Fonte: il cambiamento

Alle Hawaii i pesci mangiano plastica: i rischi per l’uomo

Nelle isole Hawaii il 19% dei pesci catturati presenta residui plastici nell’organismo. Risalendo la catena alimentare potrebbe danneggiare anche l’uomo 88613690-586x374

Uno se le immagina come isole ricolme di frutti e fiori, oasi di natura incontaminata, sfiorate appena dal progresso. Nulla di tutto ciò: alle Hawaii i pesci mangiano plastica e tali quantitativi plastici ingeriti dai predatori, sarebbero in grado di mettere a rischio la salute dell’uomo. Un’equipe di ricerca ha analizzato il contenuto dello stomaco di 600 pesci catturati nel corso degli ultimi sei anni, scoprendo come in sette specie di predatori su dieci siano presenti residui plastici. Non tutti, però, sono colpiti dal ”fenomeno” allo stesso modo: i ricercatori hanno infatti trovato plastica nel 19% dei pesci catturati. La specie con la maggiore quantità presente nello stomaco è l’Opah, conosciuto anche come Pesce Luna, mentre altre specie quantitativamente più numerose, sono risultate meno esposte, su tutte i tonni. Gli effetti dell’ingestione di plastica sulla salute di questi pesci predatori e sugli esseri umani che se ne nutrono restano ancora incerti, ma i risultati dello studio non lasciano dubbi sulla gravità del fenomeno:

I pesci lungo tutta la catena alimentare ingeriscono nel corso della loro vita una qualche forma di inquinamento da plastica,

rilevano i ricercatori americani. Il problema non è limitato all’oceano Pacifico. In un recente rapporto dell’agenzia federale dell’Ambiente tedesca e della Commissione Ue, è stato reso noto come tre quarti della spazzatura che si trova in mare sia plastica, tra cui soprattutto teli, buste e cassette per il pesce di polistirolo.

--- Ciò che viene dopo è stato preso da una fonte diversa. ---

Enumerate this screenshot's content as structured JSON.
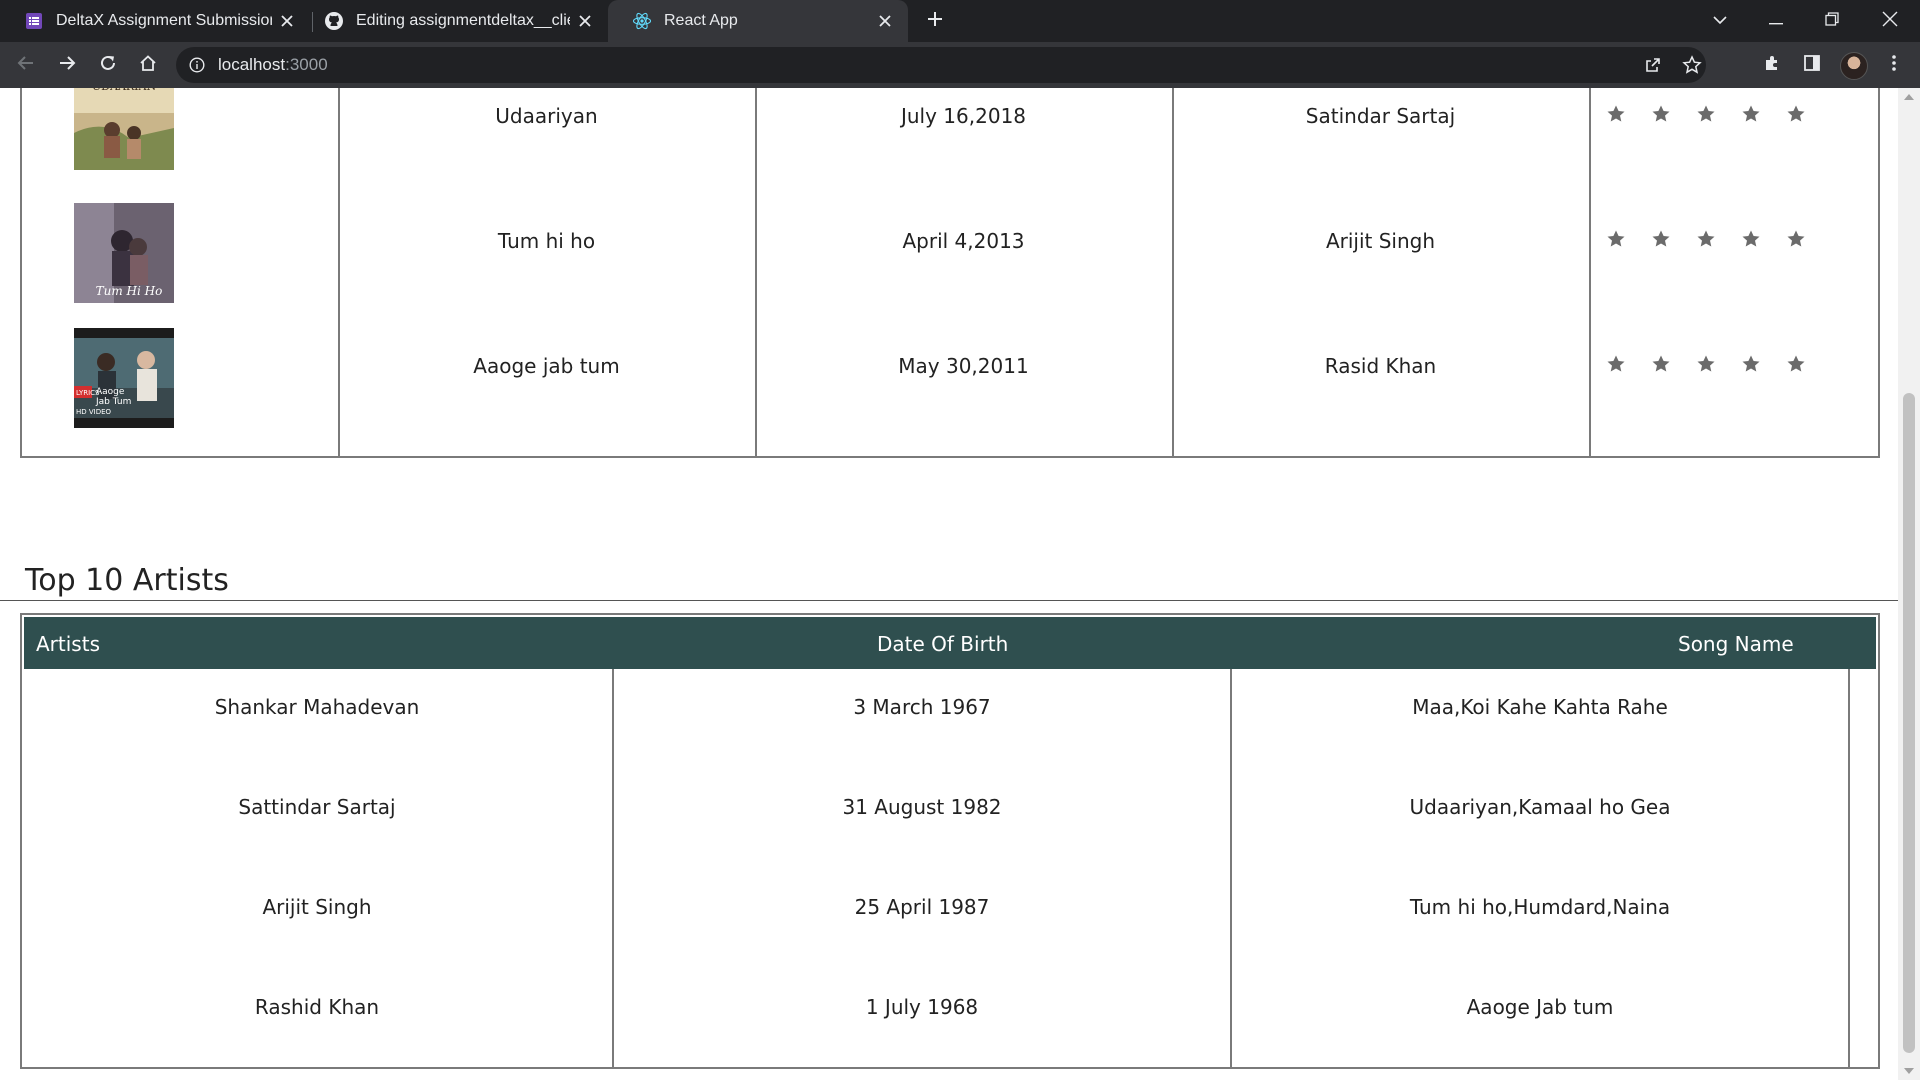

Ovviamente dal fenomeno non si salva neanche il Mediterraneo in cui, come riporta lo stesso studio, la quota di rifiuti di plastica presenti supererebbe l’80%. Qualche anno fa Legambiente aveva addirittura lanciato l’allarme per l’insorgenza, al largo dell’Isola d’Elba, di una vera e propria isola di rifiuti di plastica simile – anche se di superficie inferiore – al più noto Pacific TrashVortex oceanico. Una volta entrata nella catena alimentare, la plastica arriva anche sulle nostre tavole. Una ricerca dell’Università di Siena ha fatto notare che micro particelle di plastica – con uno spessore di meno 5 millimetri, derivate dalla degradazione di rifiuti plastici – interferiscono con le capacità riproduttive delle balenottere. Che sono mammiferi, proprio come l’uomo. Il problema  – al quale è dedicato un lungo capitolo del documentario Trashed – non può più essere relegato a livello locale: è, a tutti gli effetti, un’emergenza globale.